Monster (18)

Written and Directed by Patty Jenkins
Picturehouse @ FACT from April 2nd 2004

Reviewed by Adam Ford

Aileen Wuornos was executed by lethal injection on October 15th 2002. Twelve years earlier, she was convicted of murdering six middle-aged men, and was labelled America’s first female serial killer. Tabloid headlines screamed that she was a ‘monster’, but of course such glib pronouncements ignore the fact that killers are people with feelings, hopes and dreams. Based on death row interviews with Wuornos, this biopic tells the story of the woman behind the headlines.

Charlize Theron won the Best Actress Oscar for her stunning portrayal of the “damsel of death”, and the character is on the brink of suicide as we are introduced to her. An escapee from an abusive family, she has become a hard-bitten prostitute who loathes her job and herself. At her lowest ebb, she meets Selby (Christina Ricci), and falls in love. She gains self-respect and a new lease of life, but is assaulted by one of her “johns”, and kills him in "self-defence”. The couple are now on the run, and an increasingly desperate Aileen tries to hook, steal, and kill her way to freedom.

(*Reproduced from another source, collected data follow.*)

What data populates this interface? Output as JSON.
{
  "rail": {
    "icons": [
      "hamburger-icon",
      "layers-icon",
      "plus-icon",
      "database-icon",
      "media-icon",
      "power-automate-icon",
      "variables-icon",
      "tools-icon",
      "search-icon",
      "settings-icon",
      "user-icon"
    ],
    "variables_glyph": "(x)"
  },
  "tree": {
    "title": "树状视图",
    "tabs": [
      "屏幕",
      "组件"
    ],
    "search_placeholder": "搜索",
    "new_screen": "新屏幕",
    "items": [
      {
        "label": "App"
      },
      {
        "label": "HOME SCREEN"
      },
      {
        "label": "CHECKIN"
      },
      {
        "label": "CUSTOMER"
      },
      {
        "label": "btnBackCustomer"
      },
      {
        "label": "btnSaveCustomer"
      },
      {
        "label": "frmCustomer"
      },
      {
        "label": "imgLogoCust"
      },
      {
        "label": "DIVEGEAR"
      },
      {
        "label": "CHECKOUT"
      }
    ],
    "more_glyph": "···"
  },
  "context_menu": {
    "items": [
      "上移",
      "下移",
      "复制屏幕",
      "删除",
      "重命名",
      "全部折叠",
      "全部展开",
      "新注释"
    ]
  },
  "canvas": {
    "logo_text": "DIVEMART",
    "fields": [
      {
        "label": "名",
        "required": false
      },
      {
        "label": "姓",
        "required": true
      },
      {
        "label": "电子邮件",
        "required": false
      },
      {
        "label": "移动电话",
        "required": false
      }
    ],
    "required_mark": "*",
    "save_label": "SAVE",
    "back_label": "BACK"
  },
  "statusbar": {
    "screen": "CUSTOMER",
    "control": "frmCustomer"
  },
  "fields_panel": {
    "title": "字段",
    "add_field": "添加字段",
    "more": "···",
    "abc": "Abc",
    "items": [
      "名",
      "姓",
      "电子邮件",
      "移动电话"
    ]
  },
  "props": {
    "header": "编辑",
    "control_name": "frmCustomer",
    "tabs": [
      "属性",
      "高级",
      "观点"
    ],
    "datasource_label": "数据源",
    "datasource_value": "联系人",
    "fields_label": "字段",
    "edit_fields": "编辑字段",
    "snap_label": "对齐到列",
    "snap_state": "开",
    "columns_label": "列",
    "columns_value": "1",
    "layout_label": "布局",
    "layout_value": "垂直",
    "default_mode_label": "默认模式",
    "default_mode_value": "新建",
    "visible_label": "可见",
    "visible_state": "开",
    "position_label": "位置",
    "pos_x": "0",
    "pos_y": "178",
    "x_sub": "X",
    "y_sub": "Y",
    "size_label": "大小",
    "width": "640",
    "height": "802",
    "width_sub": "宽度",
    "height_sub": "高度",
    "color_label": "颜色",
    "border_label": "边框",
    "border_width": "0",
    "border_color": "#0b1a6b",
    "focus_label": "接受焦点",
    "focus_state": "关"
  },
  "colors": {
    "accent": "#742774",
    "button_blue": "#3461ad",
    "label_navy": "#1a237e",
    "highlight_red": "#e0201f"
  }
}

Perhaps because it relies so heavily on Wuornos' testimony, the film seems to suggest that some of her victims deserved to die. But if Wuornos herself was a victim of circumstance, then by definition so were the men who exploited her, and murder is surely by far the worse crime. Despite this major flaw, Monster remains a gripping insight into what drives people to murder and sensitively documents the making of that 'monster'.